Il convient d’ajouter ici que le personnage de Leo Strauss (1899-1973) reste assez controversé, en raison de son influence posthume (et peut-être involontaire ?) auprès de plusieurs représentants du néo-conservatisme aux États-Unis, formés à l’Université de Chicago. Le personnage de Leo Strauss apparaît d’ailleurs dans le roman de Saul Bellow, Ravelstein, et fait l’objet de critiques fréquentes de la part des intellectuels antiaméricains, particulièrement en France[2]. En revanche, sa connaissance de la philosophie classique et son expertise en philosophie politique ne sont pas remises en question, même si la critique canadienne Shadia Drury s’acharne depuis plusieurs années à dénoncer les positions conservatrices de Leo Strauss[3]. Pourtant, selon les journalistes français Alain Frachon et Daniel Vernet, « Raymond Aron avait une grande admiration pour Strauss[4] ». L’épilogue de la troisième édition américaine du présent ouvrage fournit une étude sur l’héritage intellectuel de Leo Strauss, celui qui demeurera à l’origine de ce que certains avaient nommé « l’école philosophique de Chicago » (p. 1007-1043).

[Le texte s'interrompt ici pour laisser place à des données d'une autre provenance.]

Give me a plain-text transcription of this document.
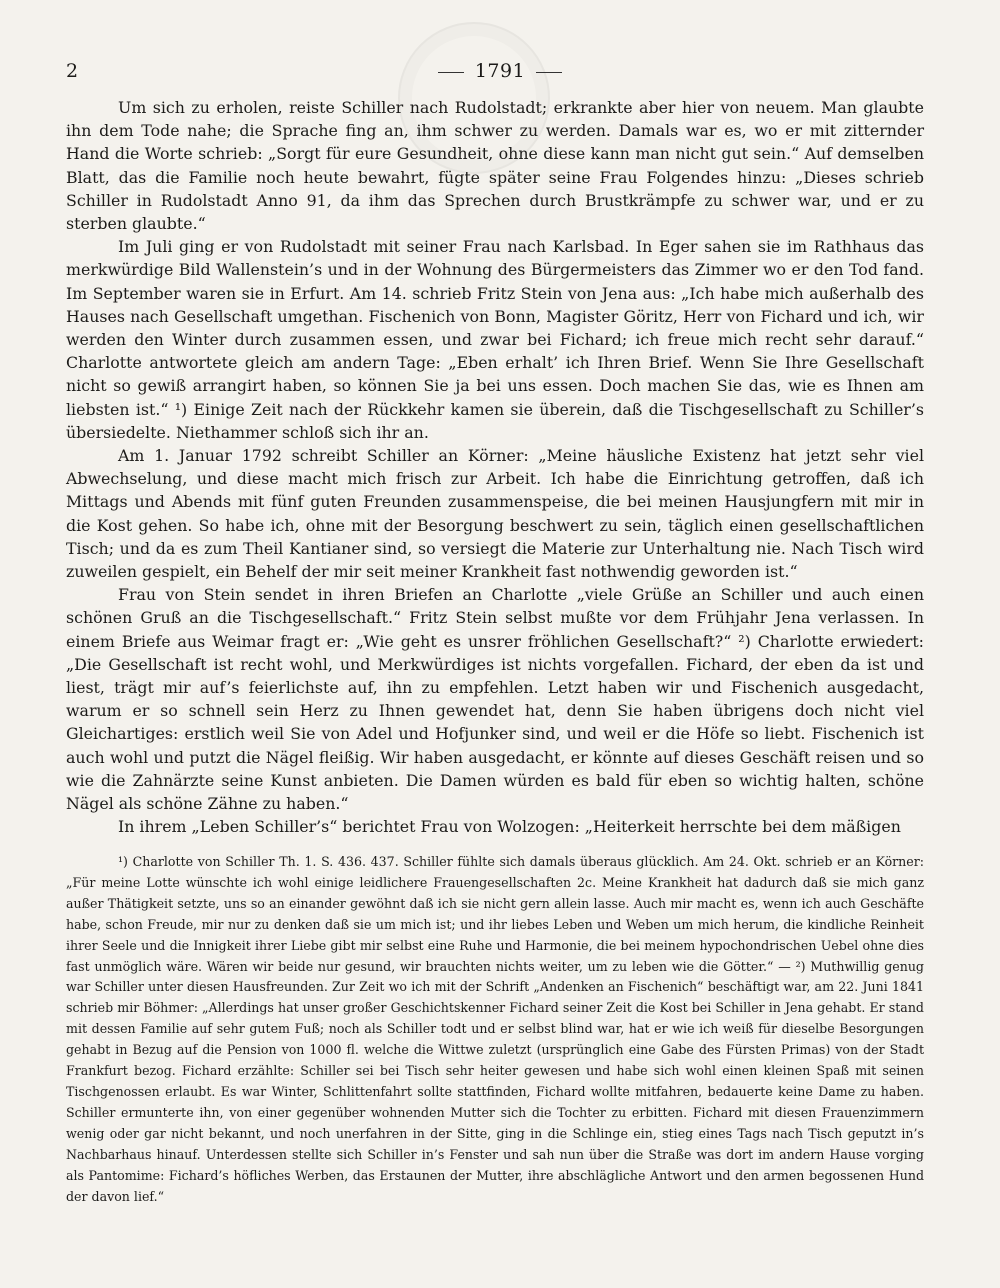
2	1791

Um sich zu erholen, reiste Schiller nach Rudolstadt; erkrankte aber hier von neuem. Man glaubte ihn dem Tode nahe; die Sprache fing an, ihm schwer zu werden. Damals war es, wo er mit zitternder Hand die Worte schrieb: „Sorgt für eure Gesundheit, ohne diese kann man nicht gut sein.“ Auf demselben Blatt, das die Familie noch heute bewahrt, fügte später seine Frau Folgendes hinzu: „Dieses schrieb Schiller in Rudolstadt Anno 91, da ihm das Sprechen durch Brustkrämpfe zu schwer war, und er zu sterben glaubte.“

Im Juli ging er von Rudolstadt mit seiner Frau nach Karlsbad. In Eger sahen sie im Rathhaus das merkwürdige Bild Wallenstein’s und in der Wohnung des Bürgermeisters das Zimmer wo er den Tod fand. Im September waren sie in Erfurt. Am 14. schrieb Fritz Stein von Jena aus: „Ich habe mich außerhalb des Hauses nach Gesellschaft umgethan. Fischenich von Bonn, Magister Göritz, Herr von Fichard und ich, wir werden den Winter durch zusammen essen, und zwar bei Fichard; ich freue mich recht sehr darauf.“ Charlotte antwortete gleich am andern Tage: „Eben erhalt’ ich Ihren Brief. Wenn Sie Ihre Gesellschaft nicht so gewiß arrangirt haben, so können Sie ja bei uns essen. Doch machen Sie das, wie es Ihnen am liebsten ist.“ ¹) Einige Zeit nach der Rückkehr kamen sie überein, daß die Tischgesellschaft zu Schiller’s übersiedelte. Niethammer schloß sich ihr an.

Am 1. Januar 1792 schreibt Schiller an Körner: „Meine häusliche Existenz hat jetzt sehr viel Abwechselung, und diese macht mich frisch zur Arbeit. Ich habe die Einrichtung getroffen, daß ich Mittags und Abends mit fünf guten Freunden zusammenspeise, die bei meinen Hausjungfern mit mir in die Kost gehen. So habe ich, ohne mit der Besorgung beschwert zu sein, täglich einen gesellschaftlichen Tisch; und da es zum Theil Kantianer sind, so versiegt die Materie zur Unterhaltung nie. Nach Tisch wird zuweilen gespielt, ein Behelf der mir seit meiner Krankheit fast nothwendig geworden ist.“

Frau von Stein sendet in ihren Briefen an Charlotte „viele Grüße an Schiller und auch einen schönen Gruß an die Tischgesellschaft.“ Fritz Stein selbst mußte vor dem Frühjahr Jena verlassen. In einem Briefe aus Weimar fragt er: „Wie geht es unsrer fröhlichen Gesellschaft?“ ²) Charlotte erwiedert: „Die Gesellschaft ist recht wohl, und Merkwürdiges ist nichts vorgefallen. Fichard, der eben da ist und liest, trägt mir auf’s feierlichste auf, ihn zu empfehlen. Letzt haben wir und Fischenich ausgedacht, warum er so schnell sein Herz zu Ihnen gewendet hat, denn Sie haben übrigens doch nicht viel Gleichartiges: erstlich weil Sie von Adel und Hofjunker sind, und weil er die Höfe so liebt. Fischenich ist auch wohl und putzt die Nägel fleißig. Wir haben ausgedacht, er könnte auf dieses Geschäft reisen und so wie die Zahnärzte seine Kunst anbieten. Die Damen würden es bald für eben so wichtig halten, schöne Nägel als schöne Zähne zu haben.“

In ihrem „Leben Schiller’s“ berichtet Frau von Wolzogen: „Heiterkeit herrschte bei dem mäßigen

¹) Charlotte von Schiller Th. 1. S. 436. 437. Schiller fühlte sich damals überaus glücklich. Am 24. Okt. schrieb er an Körner: „Für meine Lotte wünschte ich wohl einige leidlichere Frauengesellschaften 2c. Meine Krankheit hat dadurch daß sie mich ganz außer Thätigkeit setzte, uns so an einander gewöhnt daß ich sie nicht gern allein lasse. Auch mir macht es, wenn ich auch Geschäfte habe, schon Freude, mir nur zu denken daß sie um mich ist; und ihr liebes Leben und Weben um mich herum, die kindliche Reinheit ihrer Seele und die Innigkeit ihrer Liebe gibt mir selbst eine Ruhe und Harmonie, die bei meinem hypochondrischen Uebel ohne dies fast unmöglich wäre. Wären wir beide nur gesund, wir brauchten nichts weiter, um zu leben wie die Götter.“ — ²) Muthwillig genug war Schiller unter diesen Hausfreunden. Zur Zeit wo ich mit der Schrift „Andenken an Fischenich“ beschäftigt war, am 22. Juni 1841 schrieb mir Böhmer: „Allerdings hat unser großer Geschichtskenner Fichard seiner Zeit die Kost bei Schiller in Jena gehabt. Er stand mit dessen Familie auf sehr gutem Fuß; noch als Schiller todt und er selbst blind war, hat er wie ich weiß für dieselbe Besorgungen gehabt in Bezug auf die Pension von 1000 fl. welche die Wittwe zuletzt (ursprünglich eine Gabe des Fürsten Primas) von der Stadt Frankfurt bezog. Fichard erzählte: Schiller sei bei Tisch sehr heiter gewesen und habe sich wohl einen kleinen Spaß mit seinen Tischgenossen erlaubt. Es war Winter, Schlittenfahrt sollte stattfinden, Fichard wollte mitfahren, bedauerte keine Dame zu haben. Schiller ermunterte ihn, von einer gegenüber wohnenden Mutter sich die Tochter zu erbitten. Fichard mit diesen Frauenzimmern wenig oder gar nicht bekannt, und noch unerfahren in der Sitte, ging in die Schlinge ein, stieg eines Tags nach Tisch geputzt in’s Nachbarhaus hinauf. Unterdessen stellte sich Schiller in’s Fenster und sah nun über die Straße was dort im andern Hause vorging als Pantomime: Fichard’s höfliches Werben, das Erstaunen der Mutter, ihre abschlägliche Antwort und den armen begossenen Hund der davon lief.“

Cette gigantesque Histoire de la philosophie politique publiée sous la direction de Leo Strauss et de Joseph Cropsey réunit une somme étonnante de notions fondamentales et d’analyses denses, centrées essentiellement sur les oeuvres. Chaque chapitre se veut une invitation à découvrir la contribution d’un philosophe. L’ouvrage intéressera autant les chercheurs en philosophie, en science politique, en histoire des idées, mais également ceux dont les travaux portent sur l’éducation à la citoyenneté, le lien social, l’éthique, le pragmatisme, l’épistémologie et les sciences de l’homme.